On Sunday, there was a chance to be good again.
The Carolina Panthers kicker grabbed it, drilling a 42-yard field goal with one second left in the game to edge New Orleans 33-31 and set the Panthers up beautifully for the playoffs.
"You dubbed us the 'Cardiac Cats' a few years ago, right?" Kasay said in a jubilant Carolina locker room. "I think you can pull out the hats and T-shirts and get ready for the ride."
The locker-room mood had been far more somber only a week before, when Kasay missed a 50-yard attempt at the end of regulation at Giants Stadium that would have won the game. Instead, the Giants won in overtime 34-28, clinching the NFC's No.1 playoff seed by doing so.
Kasay, 39, is too well-respected in the locker room for teammates to have grumbled about that miss. And he had excuses if he had wanted to use them - the swirling wind, the bitter cold.
He chose not to. Instead, he studied the ripple effect of the errant kick, then hoped to reverse it.
Said Kasay: "The thing that was so hard about last week - the thing that bothered me the most - was that if we win that football game, it gives (teammates) an opportunity where this (New Orleans) game really doesn't have any meaning. Then they get a week off after that. Guys can get healthy. That was the thing that was the most painful. It wasn't missing the kick. It was the consequences."

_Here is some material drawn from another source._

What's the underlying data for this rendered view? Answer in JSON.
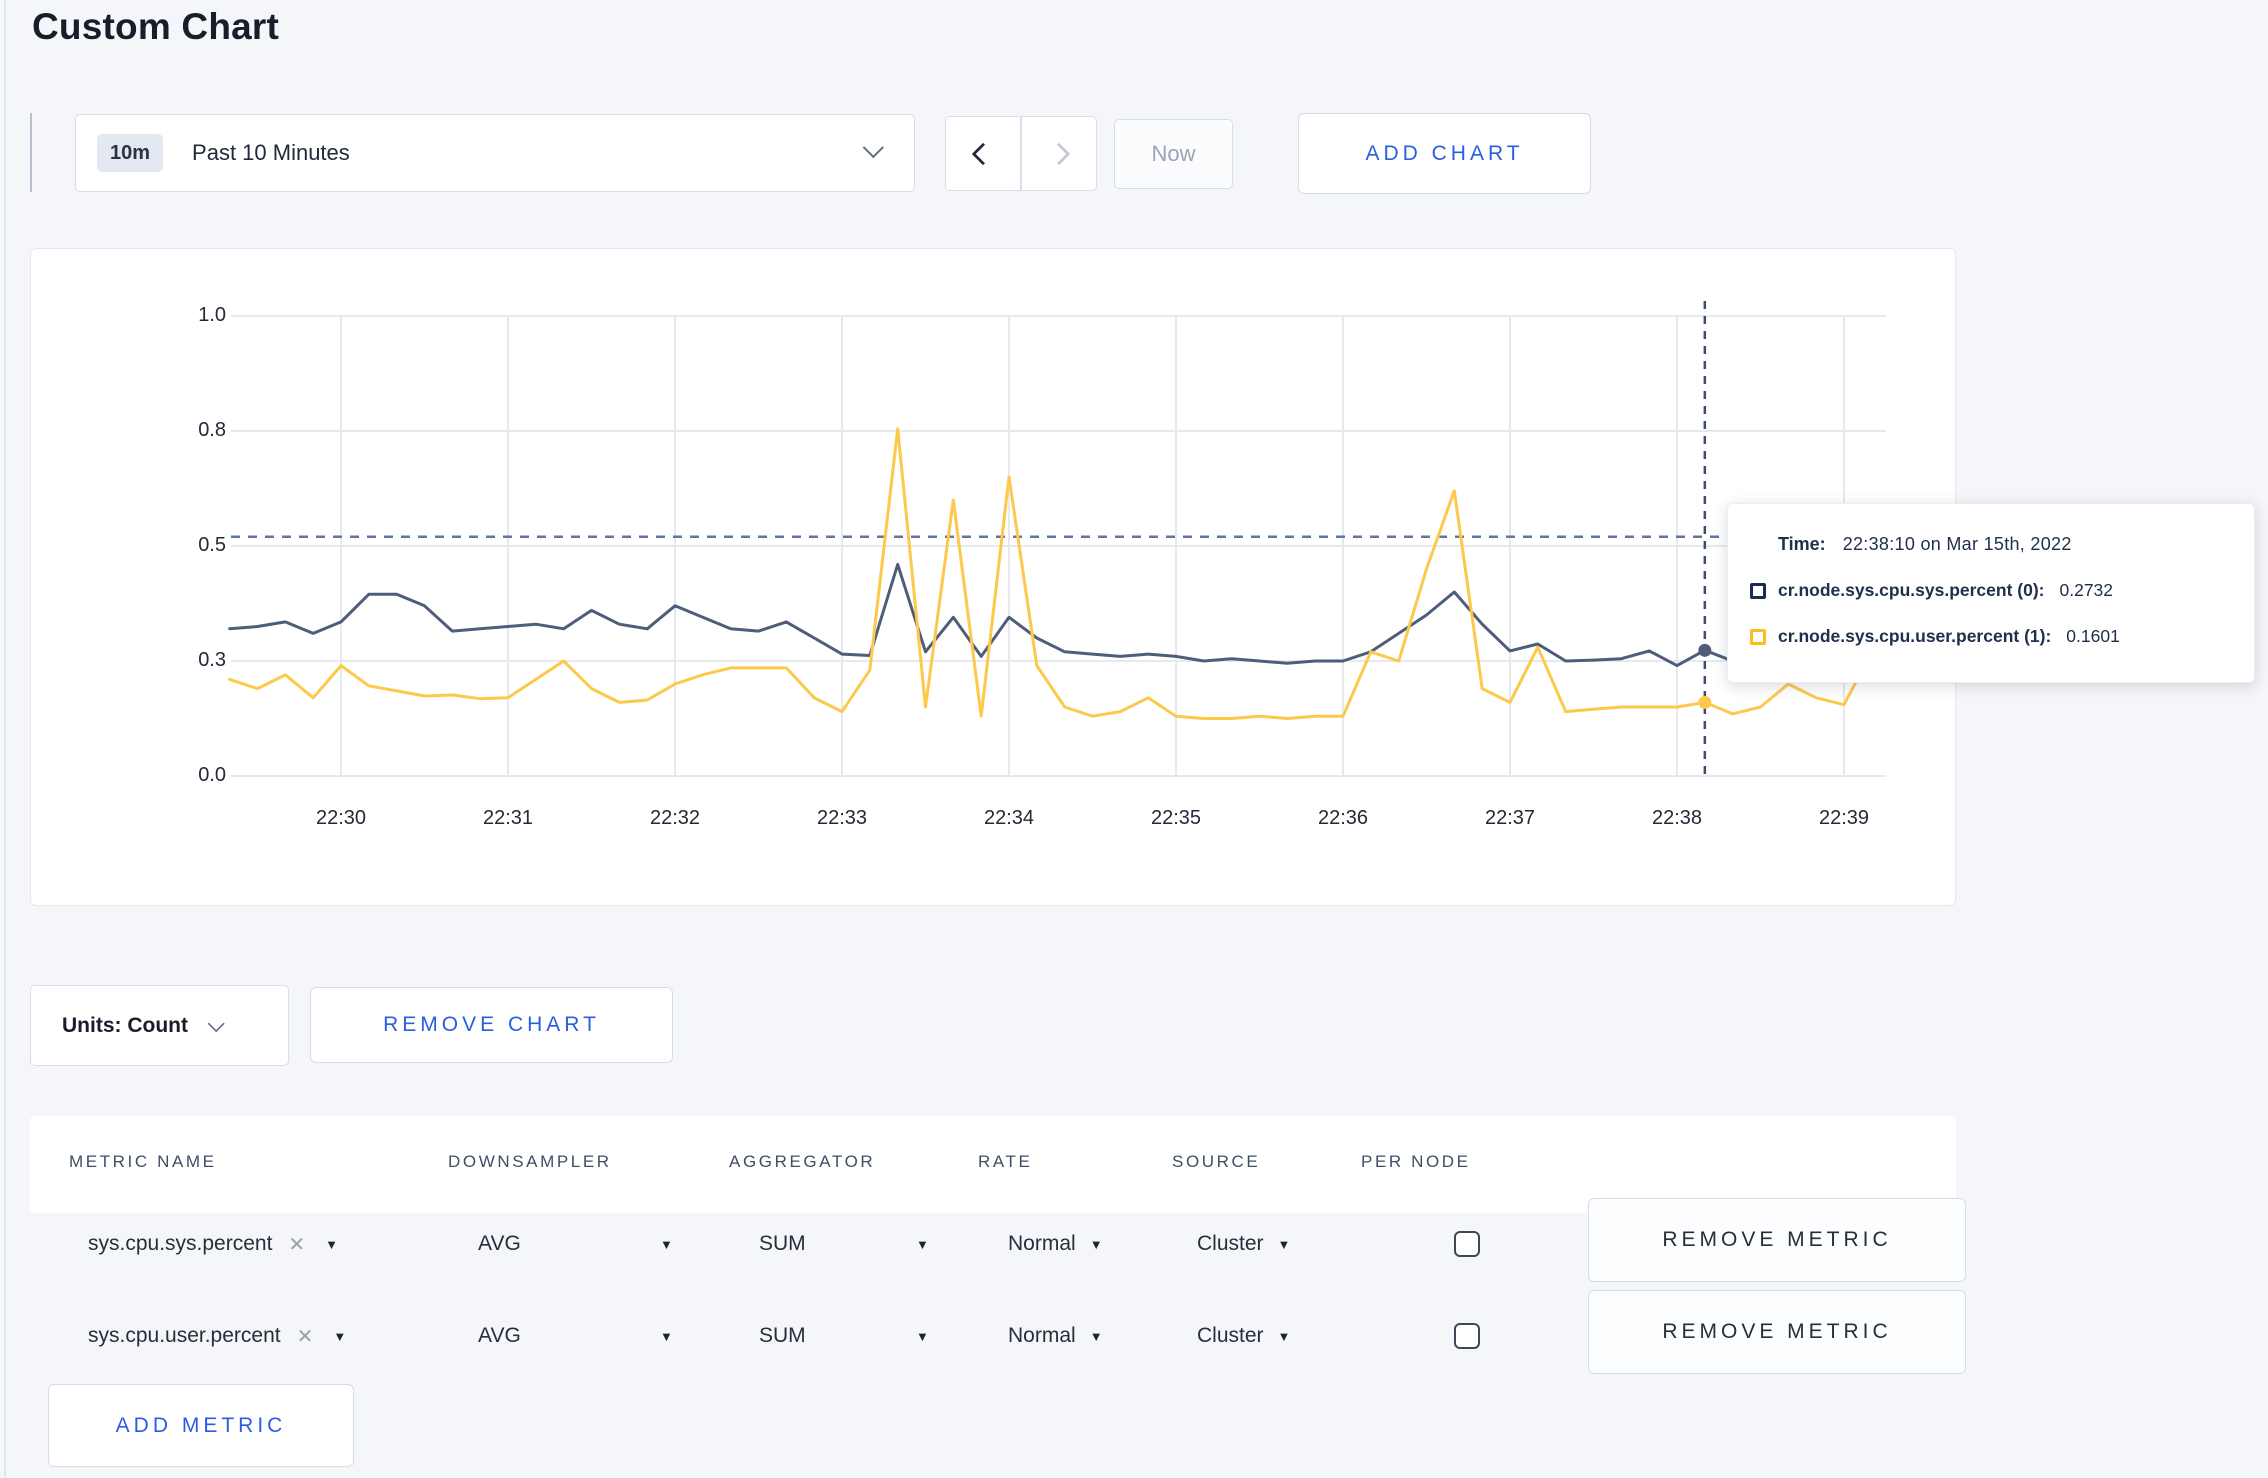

So again on Sunday, it came down to Kasay. He had made his first three attempts (from 45, 26 and 34) but then had missed a 41-yarder - his first miss under 50 yards all season. That third-quarter miss would have made it 33-10.
But Kasay rushed at the ball too quickly and missed left.
"I was just a little fast," he said. "I got there, but I didn't get a good look on the ball. It started off straight and then it just faded away. Those are the ones that just gall you."
It became even more galling when New Orleans scored three straight touchdowns during the fourth quarter. The Panthers were on the verge of a monumental collapse.
Kasay was praying on the sideline, as is his norm. Since his arrival on the first-ever Panthers team in 1995, Kasay has been Carolina's most verbal player about his faith in God. In that way, he has deepened the faith of a number of teammates as well.
Kasay said his prayer on the sideline went something like this: "Oh Lord, here we go again. I can't do this without You. By Your grace and Your strength, give me the ability so that You get the glory."
Carolina's final drive ended with Kasay about to kick a 37-yarder.
Then Jordan Gross false-started. That made it a 42-yarder.
Kasay didn't waver. "Those things happen," he said. "It's just part of the chaos of what I do."
On the sideline, Panthers coach John Fox was nervous. A 42-yarder in a domed stadium is a lot easier than a 50-yarder in the freezing cold. But still.